Prezes „Vita – Medu” Jerzy Topolski jest oburzony oskarżeniami kierowanymi pod adresem jego zakładu.

– Ręce opadają. To żenujące – komentuje zarzuty lekarzy podpisanych pod apelem. Twierdzi, że to „Eskulap” za pośrednictwem ogłoszeń kilka miesięcy temu odmawiał opieki nocnej pacjentom „Vita-Medu”. Cała sprawa to, jego zdaniem, efekt niechęci szczycieńskiego środowiska lekarskiego do niego oraz innych lekarzy, którzy stworzyli nowy zakład.

- Stworzyliśmy zakład, w którym są świadczone usługi na wysokim poziomie, a pacjentów przyjmuje się bez limitu miejsc - mówi Jerzy Topolski, odpowiadając na pytanie o powody tej niechęci.

– To nie nasza wina, że ludzie chcą się u nas leczyć. Niech inne zakłady poprawią jakość przyjmowania pacjentów, a nie płaczą nad rozlanym mlekiem – radzi na koniec swoim kolegom.

WALCZĄ MIĘDZY SOBĄ?

Tymczasem Ewa Szuba z olsztyńskiego oddziału NFZ zajmująca się przyjmowaniem skarg informuje, że dotąd pacjenci ze Szczytna nie zgłaszali żadnych zastrzeżeń do działań „Vita – Medu”.
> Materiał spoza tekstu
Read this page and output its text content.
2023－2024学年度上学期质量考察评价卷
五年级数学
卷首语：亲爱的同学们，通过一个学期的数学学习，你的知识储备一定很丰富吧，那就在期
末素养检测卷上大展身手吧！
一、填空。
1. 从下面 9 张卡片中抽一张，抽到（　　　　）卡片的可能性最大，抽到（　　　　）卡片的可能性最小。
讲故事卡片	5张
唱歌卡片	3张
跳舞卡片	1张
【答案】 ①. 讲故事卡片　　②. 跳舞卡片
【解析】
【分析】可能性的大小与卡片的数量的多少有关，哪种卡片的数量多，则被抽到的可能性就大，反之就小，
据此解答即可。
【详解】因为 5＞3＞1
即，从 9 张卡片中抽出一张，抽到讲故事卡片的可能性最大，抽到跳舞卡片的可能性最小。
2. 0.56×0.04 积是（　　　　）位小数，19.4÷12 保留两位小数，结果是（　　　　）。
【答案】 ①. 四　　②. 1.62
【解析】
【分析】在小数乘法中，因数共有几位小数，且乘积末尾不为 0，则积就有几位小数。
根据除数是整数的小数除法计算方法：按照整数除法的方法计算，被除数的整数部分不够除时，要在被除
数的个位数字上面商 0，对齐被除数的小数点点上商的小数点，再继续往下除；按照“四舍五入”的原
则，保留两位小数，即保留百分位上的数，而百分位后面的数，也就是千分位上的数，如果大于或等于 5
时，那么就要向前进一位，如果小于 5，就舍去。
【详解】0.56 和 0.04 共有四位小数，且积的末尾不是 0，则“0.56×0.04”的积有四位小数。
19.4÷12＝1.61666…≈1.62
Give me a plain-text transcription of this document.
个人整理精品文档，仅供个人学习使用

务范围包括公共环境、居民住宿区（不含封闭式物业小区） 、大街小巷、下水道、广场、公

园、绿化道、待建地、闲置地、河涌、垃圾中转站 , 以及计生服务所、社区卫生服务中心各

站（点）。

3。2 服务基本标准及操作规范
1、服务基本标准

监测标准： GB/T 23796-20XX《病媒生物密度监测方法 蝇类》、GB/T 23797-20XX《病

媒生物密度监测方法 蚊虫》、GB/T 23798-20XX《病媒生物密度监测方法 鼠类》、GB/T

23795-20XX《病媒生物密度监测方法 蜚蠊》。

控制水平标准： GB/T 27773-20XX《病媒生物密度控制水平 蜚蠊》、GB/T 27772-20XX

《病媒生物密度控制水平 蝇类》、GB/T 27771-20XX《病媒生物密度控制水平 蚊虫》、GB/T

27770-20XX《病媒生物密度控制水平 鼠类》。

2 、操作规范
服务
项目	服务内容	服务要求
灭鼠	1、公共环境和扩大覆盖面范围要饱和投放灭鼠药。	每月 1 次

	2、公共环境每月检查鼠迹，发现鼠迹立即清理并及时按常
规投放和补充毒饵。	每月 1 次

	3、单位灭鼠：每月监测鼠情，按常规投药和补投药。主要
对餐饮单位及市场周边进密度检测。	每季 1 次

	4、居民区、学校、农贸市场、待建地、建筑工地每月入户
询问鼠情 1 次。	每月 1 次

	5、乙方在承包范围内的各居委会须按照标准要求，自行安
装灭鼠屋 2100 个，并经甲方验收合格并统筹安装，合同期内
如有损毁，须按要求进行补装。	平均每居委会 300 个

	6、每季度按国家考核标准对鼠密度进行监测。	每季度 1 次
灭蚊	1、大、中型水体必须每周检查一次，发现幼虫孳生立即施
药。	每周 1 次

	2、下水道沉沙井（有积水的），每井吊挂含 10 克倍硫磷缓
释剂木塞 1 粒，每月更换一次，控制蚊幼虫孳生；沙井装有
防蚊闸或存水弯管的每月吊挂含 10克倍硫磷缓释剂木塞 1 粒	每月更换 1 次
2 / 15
– Skargi do nas owszem wpływały, ale nie od chorych, lecz od świadczeniodawców – mówi, sugerując, że cała sprawa to wewnętrzna walka pomiędzy niepublicznymi zakładami opieki zdrowotnej. Dodaje, że w nowej przychodni przeprowadzono kontrolę deklaracji. Żadnych uchybień jednak nie stwierdzono.

PRZYKRA SPRAWA

Konfliktem w szczycieńskim środowisku medycznym zajęła się już Warmińsko-Mazurska Izba Lekarska w Olsztynie. Jak mówi jej prezes Marek Zabłocki, sprawa jest badana na dwóch płaszczyznach. - Rozpatruje ją komisja etyki lekarskiej, wszczęte zostało także postępowanie przez rzecznika odpowiedzialności zawodowej – informuje nas prezes Zabłocki. Dodaje, że izba dąży do tego, aby obie strony spotkały się w towarzystwie mediatora i wypracowały kompromis.

- Dla nas to przykra sprawa, tym bardziej, że zakres konfliktu się rozszerza. Odbija się on coraz szerszym echem w środowisku lokalnym – mówi Marek Zabłocki. Przyznaje, że do podobnych sytuacji nie dochodzi w środowiskach lekarskich często.

- Obawiam się jednak, że tego rodzaju konflikty w POZ-ach będą się nasilały, bo są zwykle związane z powstawaniem nowych podmiotów i walką o rynek.